Every morning, Chinnappa starts sawing blocks of wood and chiselling them to the shape of combs. He then comes to NSC Bose Road after noon, picks a spot and lays down his wares on a mat in front of him. It is now that he saws the teeth in, finely — nearly 140 on one of them — and sharpening them to points with a filler chisel. Other combs are wider-toothed with elaborate handles.

“Wooden combs are good for your scalp,” he says, “It is easier to untangle your hair, reduce hairfall and keep your hair less frizzy.” He earns about ₹500 a day, selling these combs. Despite working with wood for over two decades, he refuses to make anything other than combs. “Those things require creativity… This job, I know,” he shrugs.

For a brief while, he recalls, he tried being inventive. “I once saw a man selling combs that would oil your hair automatically. I designed similar combs, adding a narrow hatch on one side to pour oil in the comb. The gaps between the teeth had pores for the oil to leak onto your hair,” he says. The creativity did not pay off, though. “The earnings from that were just was not worth the hard work that went behind it,” he says.
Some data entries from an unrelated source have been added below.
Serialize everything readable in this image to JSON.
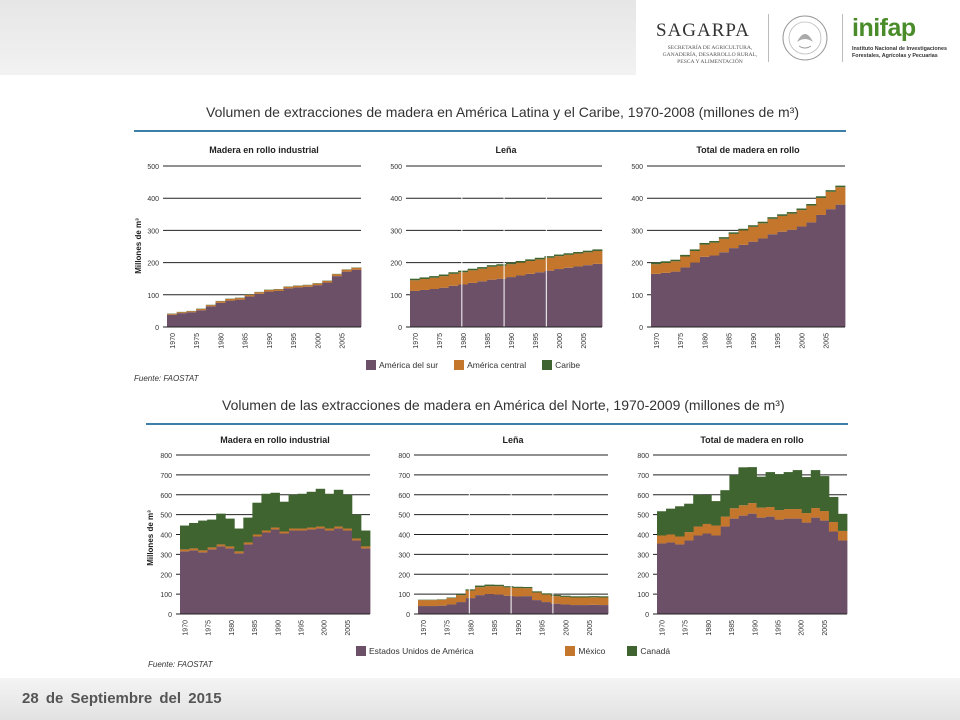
{
  "header": {
    "sagarpa": {
      "name": "SAGARPA",
      "lines": [
        "SECRETARÍA DE AGRICULTURA,",
        "GANADERÍA, DESARROLLO RURAL,",
        "PESCA Y ALIMENTACIÓN"
      ]
    },
    "inifap": {
      "name": "inifap",
      "lines": [
        "Instituto Nacional de Investigaciones",
        "Forestales, Agrícolas y Pecuarias"
      ]
    }
  },
  "footer": {
    "date": "28 de Septiembre del 2015"
  },
  "sections": [
    {
      "title": "Volumen de extracciones de madera en América Latina y el Caribe, 1970-2008 (millones de m³)",
      "ylabel": "Millones de m³",
      "source": "Fuente: FAOSTAT",
      "legend": [
        {
          "label": "América del sur",
          "color": "#6b5068"
        },
        {
          "label": "América central",
          "color": "#c4762c"
        },
        {
          "label": "Caribe",
          "color": "#3f6430"
        }
      ]
    },
    {
      "title": "Volumen de las extracciones de madera en América del Norte, 1970-2009 (millones de m³)",
      "ylabel": "Millones de m³",
      "source": "Fuente: FAOSTAT",
      "legend": [
        {
          "label": "Estados Unidos de América",
          "color": "#6b5068"
        },
        {
          "label": "México",
          "color": "#c4762c"
        },
        {
          "label": "Canadá",
          "color": "#3f6430"
        }
      ]
    }
  ],
  "chart_data": [
    {
      "type": "area",
      "stacked": true,
      "title": "Madera en rollo industrial",
      "ylabel": "Millones de m³",
      "ylim": [
        0,
        500
      ],
      "yticks": [
        0,
        100,
        200,
        300,
        400,
        500
      ],
      "x": [
        1970,
        1972,
        1974,
        1976,
        1978,
        1980,
        1982,
        1984,
        1986,
        1988,
        1990,
        1992,
        1994,
        1996,
        1998,
        2000,
        2002,
        2004,
        2006,
        2008
      ],
      "xticks": [
        1970,
        1975,
        1980,
        1985,
        1990,
        1995,
        2000,
        2005
      ],
      "series": [
        {
          "name": "América del sur",
          "color": "#6b5068",
          "values": [
            38,
            43,
            46,
            52,
            64,
            75,
            82,
            85,
            95,
            103,
            110,
            112,
            120,
            123,
            125,
            130,
            138,
            158,
            172,
            178
          ]
        },
        {
          "name": "América central",
          "color": "#c4762c",
          "values": [
            3,
            3,
            3,
            4,
            4,
            5,
            5,
            5,
            5,
            5,
            5,
            5,
            5,
            5,
            5,
            5,
            5,
            6,
            6,
            6
          ]
        },
        {
          "name": "Caribe",
          "color": "#3f6430",
          "values": [
            1,
            1,
            1,
            1,
            1,
            1,
            1,
            1,
            1,
            1,
            1,
            1,
            1,
            1,
            1,
            1,
            1,
            1,
            1,
            1
          ]
        }
      ]
    },
    {
      "type": "area",
      "stacked": true,
      "title": "Leña",
      "ylabel": "Millones de m³",
      "ylim": [
        0,
        500
      ],
      "yticks": [
        0,
        100,
        200,
        300,
        400,
        500
      ],
      "x": [
        1970,
        1972,
        1974,
        1976,
        1978,
        1980,
        1982,
        1984,
        1986,
        1988,
        1990,
        1992,
        1994,
        1996,
        1998,
        2000,
        2002,
        2004,
        2006,
        2008
      ],
      "xticks": [
        1970,
        1975,
        1980,
        1985,
        1990,
        1995,
        2000,
        2005
      ],
      "series": [
        {
          "name": "América del sur",
          "color": "#6b5068",
          "values": [
            112,
            115,
            118,
            122,
            128,
            132,
            137,
            142,
            147,
            150,
            155,
            160,
            165,
            170,
            175,
            180,
            184,
            188,
            192,
            196
          ]
        },
        {
          "name": "América central",
          "color": "#c4762c",
          "values": [
            33,
            34,
            35,
            36,
            37,
            38,
            39,
            39,
            40,
            40,
            40,
            40,
            40,
            40,
            40,
            40,
            40,
            40,
            40,
            40
          ]
        },
        {
          "name": "Caribe",
          "color": "#3f6430",
          "values": [
            5,
            5,
            5,
            5,
            5,
            5,
            5,
            5,
            5,
            5,
            5,
            5,
            5,
            5,
            5,
            5,
            5,
            5,
            5,
            5
          ]
        }
      ]
    },
    {
      "type": "area",
      "stacked": true,
      "title": "Total de madera en rollo",
      "ylabel": "Millones de m³",
      "ylim": [
        0,
        500
      ],
      "yticks": [
        0,
        100,
        200,
        300,
        400,
        500
      ],
      "x": [
        1970,
        1972,
        1974,
        1976,
        1978,
        1980,
        1982,
        1984,
        1986,
        1988,
        1990,
        1992,
        1994,
        1996,
        1998,
        2000,
        2002,
        2004,
        2006,
        2008
      ],
      "xticks": [
        1970,
        1975,
        1980,
        1985,
        1990,
        1995,
        2000,
        2005
      ],
      "series": [
        {
          "name": "América del sur",
          "color": "#6b5068",
          "values": [
            165,
            168,
            172,
            185,
            200,
            218,
            222,
            232,
            245,
            255,
            265,
            275,
            288,
            296,
            302,
            312,
            325,
            348,
            366,
            380
          ]
        },
        {
          "name": "América central",
          "color": "#c4762c",
          "values": [
            30,
            31,
            32,
            34,
            36,
            38,
            40,
            42,
            44,
            45,
            46,
            47,
            48,
            49,
            50,
            51,
            52,
            53,
            54,
            54
          ]
        },
        {
          "name": "Caribe",
          "color": "#3f6430",
          "values": [
            5,
            5,
            5,
            5,
            5,
            5,
            5,
            5,
            5,
            5,
            5,
            5,
            5,
            5,
            5,
            5,
            5,
            5,
            5,
            5
          ]
        }
      ]
    },
    {
      "type": "area",
      "stacked": true,
      "title": "Madera en rollo industrial",
      "ylabel": "Millones de m³",
      "ylim": [
        0,
        800
      ],
      "yticks": [
        0,
        100,
        200,
        300,
        400,
        500,
        600,
        700,
        800
      ],
      "x": [
        1970,
        1972,
        1974,
        1976,
        1978,
        1980,
        1982,
        1984,
        1986,
        1988,
        1990,
        1992,
        1994,
        1996,
        1998,
        2000,
        2002,
        2004,
        2006,
        2008,
        2009
      ],
      "xticks": [
        1970,
        1975,
        1980,
        1985,
        1990,
        1995,
        2000,
        2005
      ],
      "series": [
        {
          "name": "Estados Unidos de América",
          "color": "#6b5068",
          "values": [
            315,
            320,
            310,
            325,
            340,
            330,
            305,
            350,
            390,
            410,
            425,
            405,
            420,
            420,
            425,
            430,
            420,
            430,
            420,
            370,
            330
          ]
        },
        {
          "name": "México",
          "color": "#c4762c",
          "values": [
            10,
            10,
            10,
            10,
            10,
            10,
            10,
            10,
            10,
            10,
            10,
            10,
            10,
            10,
            10,
            10,
            10,
            10,
            10,
            10,
            10
          ]
        },
        {
          "name": "Canadá",
          "color": "#3f6430",
          "values": [
            120,
            128,
            150,
            140,
            155,
            140,
            115,
            125,
            160,
            185,
            175,
            150,
            170,
            175,
            180,
            190,
            175,
            185,
            170,
            120,
            80
          ]
        }
      ]
    },
    {
      "type": "area",
      "stacked": true,
      "title": "Leña",
      "ylabel": "Millones de m³",
      "ylim": [
        0,
        800
      ],
      "yticks": [
        0,
        100,
        200,
        300,
        400,
        500,
        600,
        700,
        800
      ],
      "x": [
        1970,
        1972,
        1974,
        1976,
        1978,
        1980,
        1982,
        1984,
        1986,
        1988,
        1990,
        1992,
        1994,
        1996,
        1998,
        2000,
        2002,
        2004,
        2006,
        2008
      ],
      "xticks": [
        1970,
        1975,
        1980,
        1985,
        1990,
        1995,
        2000,
        2005
      ],
      "series": [
        {
          "name": "Estados Unidos de América",
          "color": "#6b5068",
          "values": [
            40,
            40,
            42,
            48,
            60,
            80,
            95,
            100,
            98,
            92,
            88,
            90,
            70,
            60,
            52,
            48,
            45,
            45,
            46,
            45
          ]
        },
        {
          "name": "México",
          "color": "#c4762c",
          "values": [
            30,
            30,
            30,
            32,
            35,
            38,
            40,
            40,
            42,
            42,
            43,
            40,
            38,
            38,
            38,
            38,
            38,
            38,
            38,
            38
          ]
        },
        {
          "name": "Canadá",
          "color": "#3f6430",
          "values": [
            2,
            2,
            2,
            3,
            5,
            6,
            8,
            8,
            7,
            6,
            6,
            6,
            6,
            6,
            6,
            6,
            6,
            6,
            6,
            6
          ]
        }
      ]
    },
    {
      "type": "area",
      "stacked": true,
      "title": "Total de madera en rollo",
      "ylabel": "Millones de m³",
      "ylim": [
        0,
        800
      ],
      "yticks": [
        0,
        100,
        200,
        300,
        400,
        500,
        600,
        700,
        800
      ],
      "x": [
        1970,
        1972,
        1974,
        1976,
        1978,
        1980,
        1982,
        1984,
        1986,
        1988,
        1990,
        1992,
        1994,
        1996,
        1998,
        2000,
        2002,
        2004,
        2006,
        2008,
        2009
      ],
      "xticks": [
        1970,
        1975,
        1980,
        1985,
        1990,
        1995,
        2000,
        2005
      ],
      "series": [
        {
          "name": "Estados Unidos de América",
          "color": "#6b5068",
          "values": [
            355,
            360,
            350,
            370,
            395,
            405,
            395,
            440,
            480,
            495,
            505,
            485,
            490,
            475,
            480,
            480,
            460,
            485,
            470,
            415,
            370
          ]
        },
        {
          "name": "México",
          "color": "#c4762c",
          "values": [
            40,
            40,
            40,
            42,
            45,
            48,
            50,
            50,
            52,
            52,
            53,
            50,
            48,
            48,
            48,
            48,
            48,
            48,
            48,
            48,
            48
          ]
        },
        {
          "name": "Canadá",
          "color": "#3f6430",
          "values": [
            122,
            130,
            152,
            143,
            160,
            146,
            123,
            133,
            167,
            191,
            181,
            156,
            176,
            181,
            186,
            196,
            181,
            191,
            176,
            126,
            86
          ]
        }
      ]
    }
  ]
}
After his parents’ death, Chinnappa, then a young man of 18, made his way from Padaiveedu to Vyasarpadi in the city along with his brother and sister and has lived there since. “There was nobody to feed us there, we thought Chennai would have something in store for us,” he says. Though he rarely goes back to his hometown, it is where he sources wood from. Until seven years ago, before his health worsened, he would personally go there every year to collect wood. “The wood we get is from the poovarusa (portia) tree. The one with the yellow flowers. It is beneficial to our health,” he says.

Chinappa will be the last of his family to make combs; his three sons have more itchy feet than him, preferring to do odd jobs around the city that easily pay better. “They don’t seem to have the patience for sitting at one place for so long,” he says, wiping away sawdust and wood shaving off his veshti.